В землянке Волощака было натоплено, вился сизый дымок самокруток, и Скворцову пришло на ум: дымок над хутором пахнет печкой, хлебом и миром. Да нет же, все дымы нынче пахнут войной. Иосиф Герасимович потчевал Скворцова холодным ужином и горячим чаем, посмеивался, слушая его рассказ о дорожных приключениях: «Не признают тебя хозяином. А вот я езжу без происшествий, потому — партийное начальство, чтут…»

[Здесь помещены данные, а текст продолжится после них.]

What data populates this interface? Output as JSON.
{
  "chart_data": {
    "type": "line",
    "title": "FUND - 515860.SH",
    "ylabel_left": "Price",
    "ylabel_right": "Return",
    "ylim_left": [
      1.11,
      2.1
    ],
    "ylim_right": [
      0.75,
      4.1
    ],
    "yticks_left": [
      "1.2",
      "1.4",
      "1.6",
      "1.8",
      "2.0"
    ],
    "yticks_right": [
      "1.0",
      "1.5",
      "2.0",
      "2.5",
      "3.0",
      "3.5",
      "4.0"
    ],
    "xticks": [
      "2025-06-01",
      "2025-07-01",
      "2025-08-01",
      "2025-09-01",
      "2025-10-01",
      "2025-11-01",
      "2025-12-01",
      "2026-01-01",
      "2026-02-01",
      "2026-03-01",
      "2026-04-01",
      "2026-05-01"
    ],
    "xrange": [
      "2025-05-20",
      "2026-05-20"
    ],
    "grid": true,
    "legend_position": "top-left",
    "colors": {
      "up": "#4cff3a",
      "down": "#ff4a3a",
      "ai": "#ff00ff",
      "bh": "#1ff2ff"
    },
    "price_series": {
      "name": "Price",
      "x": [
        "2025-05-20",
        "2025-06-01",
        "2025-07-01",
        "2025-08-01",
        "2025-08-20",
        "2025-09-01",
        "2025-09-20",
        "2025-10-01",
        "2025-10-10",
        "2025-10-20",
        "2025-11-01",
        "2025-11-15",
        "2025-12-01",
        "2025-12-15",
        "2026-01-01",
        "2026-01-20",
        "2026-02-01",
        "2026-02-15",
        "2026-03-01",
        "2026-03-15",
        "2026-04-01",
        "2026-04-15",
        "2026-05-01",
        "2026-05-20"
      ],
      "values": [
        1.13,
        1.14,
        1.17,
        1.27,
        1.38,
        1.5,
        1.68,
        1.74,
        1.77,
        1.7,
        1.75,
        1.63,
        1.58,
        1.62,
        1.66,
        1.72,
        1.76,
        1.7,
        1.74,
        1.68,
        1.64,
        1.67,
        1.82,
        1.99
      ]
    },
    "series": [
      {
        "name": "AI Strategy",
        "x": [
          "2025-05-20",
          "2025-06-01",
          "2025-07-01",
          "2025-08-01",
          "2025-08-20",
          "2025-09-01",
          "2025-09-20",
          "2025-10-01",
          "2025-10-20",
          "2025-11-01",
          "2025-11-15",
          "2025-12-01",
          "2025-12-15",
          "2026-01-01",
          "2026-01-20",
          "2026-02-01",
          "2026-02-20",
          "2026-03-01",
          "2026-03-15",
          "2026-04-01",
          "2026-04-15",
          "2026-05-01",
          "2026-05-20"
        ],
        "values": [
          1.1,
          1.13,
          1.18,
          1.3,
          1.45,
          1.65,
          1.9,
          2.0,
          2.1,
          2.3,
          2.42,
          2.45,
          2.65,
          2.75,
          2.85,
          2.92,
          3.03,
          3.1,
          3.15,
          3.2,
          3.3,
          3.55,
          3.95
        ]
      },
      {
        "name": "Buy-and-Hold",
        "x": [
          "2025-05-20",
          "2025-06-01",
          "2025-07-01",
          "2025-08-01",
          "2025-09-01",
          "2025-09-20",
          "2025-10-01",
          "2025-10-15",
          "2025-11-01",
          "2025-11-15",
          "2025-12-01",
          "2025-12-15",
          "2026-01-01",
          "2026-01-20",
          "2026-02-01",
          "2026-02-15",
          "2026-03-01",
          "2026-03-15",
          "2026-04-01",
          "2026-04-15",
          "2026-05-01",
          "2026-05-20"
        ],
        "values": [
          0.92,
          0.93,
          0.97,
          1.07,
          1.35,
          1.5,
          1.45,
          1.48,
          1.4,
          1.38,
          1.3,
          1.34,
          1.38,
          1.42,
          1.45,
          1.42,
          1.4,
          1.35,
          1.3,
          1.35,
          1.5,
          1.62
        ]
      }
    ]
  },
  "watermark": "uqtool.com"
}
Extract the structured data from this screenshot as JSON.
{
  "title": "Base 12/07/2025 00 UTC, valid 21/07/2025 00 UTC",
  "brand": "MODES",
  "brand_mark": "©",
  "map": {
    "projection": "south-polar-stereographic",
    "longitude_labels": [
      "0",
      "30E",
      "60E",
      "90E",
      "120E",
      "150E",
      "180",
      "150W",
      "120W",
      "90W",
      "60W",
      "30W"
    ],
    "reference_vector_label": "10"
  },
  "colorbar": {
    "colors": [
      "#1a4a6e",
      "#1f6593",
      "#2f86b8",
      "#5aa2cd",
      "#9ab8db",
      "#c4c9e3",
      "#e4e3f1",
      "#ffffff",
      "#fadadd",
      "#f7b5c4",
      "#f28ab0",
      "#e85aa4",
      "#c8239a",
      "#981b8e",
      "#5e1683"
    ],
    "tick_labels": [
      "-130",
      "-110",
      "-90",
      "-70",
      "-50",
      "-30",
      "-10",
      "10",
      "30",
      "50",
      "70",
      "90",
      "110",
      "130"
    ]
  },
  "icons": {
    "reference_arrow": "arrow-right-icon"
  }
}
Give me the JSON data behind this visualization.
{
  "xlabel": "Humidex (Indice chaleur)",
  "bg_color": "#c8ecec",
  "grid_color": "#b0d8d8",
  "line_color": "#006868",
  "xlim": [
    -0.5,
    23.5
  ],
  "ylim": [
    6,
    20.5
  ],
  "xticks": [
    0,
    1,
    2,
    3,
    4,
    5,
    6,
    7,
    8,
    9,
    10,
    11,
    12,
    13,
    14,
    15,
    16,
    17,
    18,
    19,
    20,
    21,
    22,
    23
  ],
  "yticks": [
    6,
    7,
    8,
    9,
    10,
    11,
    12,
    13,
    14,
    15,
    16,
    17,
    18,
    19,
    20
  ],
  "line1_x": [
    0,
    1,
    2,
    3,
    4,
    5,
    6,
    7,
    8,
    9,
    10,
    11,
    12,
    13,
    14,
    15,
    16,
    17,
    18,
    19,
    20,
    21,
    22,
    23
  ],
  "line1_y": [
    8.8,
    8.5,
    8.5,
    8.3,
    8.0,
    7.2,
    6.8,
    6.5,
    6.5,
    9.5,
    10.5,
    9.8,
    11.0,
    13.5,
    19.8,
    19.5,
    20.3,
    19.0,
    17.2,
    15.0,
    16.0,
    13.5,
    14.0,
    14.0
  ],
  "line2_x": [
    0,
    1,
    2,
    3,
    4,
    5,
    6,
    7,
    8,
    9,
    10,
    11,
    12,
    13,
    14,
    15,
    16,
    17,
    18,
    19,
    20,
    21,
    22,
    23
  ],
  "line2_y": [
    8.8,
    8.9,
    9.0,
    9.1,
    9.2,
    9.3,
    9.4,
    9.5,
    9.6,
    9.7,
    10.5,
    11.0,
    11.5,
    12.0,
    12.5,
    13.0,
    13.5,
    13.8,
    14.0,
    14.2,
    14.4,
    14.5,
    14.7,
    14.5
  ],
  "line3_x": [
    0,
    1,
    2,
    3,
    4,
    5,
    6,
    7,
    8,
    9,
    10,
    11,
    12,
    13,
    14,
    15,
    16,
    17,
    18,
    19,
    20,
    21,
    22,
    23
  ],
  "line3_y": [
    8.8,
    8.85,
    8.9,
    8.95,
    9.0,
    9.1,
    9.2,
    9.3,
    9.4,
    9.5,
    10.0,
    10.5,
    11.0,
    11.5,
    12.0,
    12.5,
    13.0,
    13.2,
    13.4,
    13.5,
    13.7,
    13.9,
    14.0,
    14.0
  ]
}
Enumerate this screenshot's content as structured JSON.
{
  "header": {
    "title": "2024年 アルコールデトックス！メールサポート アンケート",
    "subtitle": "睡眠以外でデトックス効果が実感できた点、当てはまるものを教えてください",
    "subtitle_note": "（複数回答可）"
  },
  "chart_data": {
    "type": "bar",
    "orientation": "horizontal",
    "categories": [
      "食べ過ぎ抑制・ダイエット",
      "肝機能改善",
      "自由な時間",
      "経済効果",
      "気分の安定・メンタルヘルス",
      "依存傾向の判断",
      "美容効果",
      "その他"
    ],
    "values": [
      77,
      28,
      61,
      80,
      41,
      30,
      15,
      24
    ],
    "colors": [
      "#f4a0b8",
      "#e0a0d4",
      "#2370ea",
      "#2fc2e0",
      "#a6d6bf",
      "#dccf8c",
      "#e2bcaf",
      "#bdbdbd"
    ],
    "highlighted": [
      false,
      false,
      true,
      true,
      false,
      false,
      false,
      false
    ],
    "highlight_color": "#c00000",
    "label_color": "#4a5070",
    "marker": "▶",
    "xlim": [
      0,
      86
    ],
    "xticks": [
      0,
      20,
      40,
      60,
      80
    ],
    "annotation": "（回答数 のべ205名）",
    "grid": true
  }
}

Скворцов слушал Волощака с напряженным вниманием, наклонив голову. Сперва Иосиф Герасимович говорил об уже говоренном и персонально Скворцову и на совещании командиров отрядов, дислоцирующихся в районе, — о формировании из партизанских отрядов единого партизанского соединения, уточнив при том: Центр поддерживает эту идею. А потом — о новом, о будущей тактике соединения: не топтаться вокруг своих баз, а совершать длительные рейды по тылам противника, это идея Центра. Скворцов не кивал, не поддакивал, слушал напряженно-неподвижно. Так же он слушал Волощака, когда тот информировал его о новостях подполья, в том числе и о такой: погибла прекрасная дивчина, она была заслана в немецкую комендатуру, работала переводчицей, пользовалась полным доверием коменданта, крепко помогала подполью. Ее застрелили на городской окраине подростки. За то, что немецкая овчарка. Подростки совершили еще несколько террористических актов против оккупантов и их прислужников. Увы, не все эти теракты были точно нацелены… Откуда им было знать, сосункам, кто такая переводчица городской комендатуры, орудовали на свой страх и риск. Но от того не легче, удар нанесли подполью жестокий.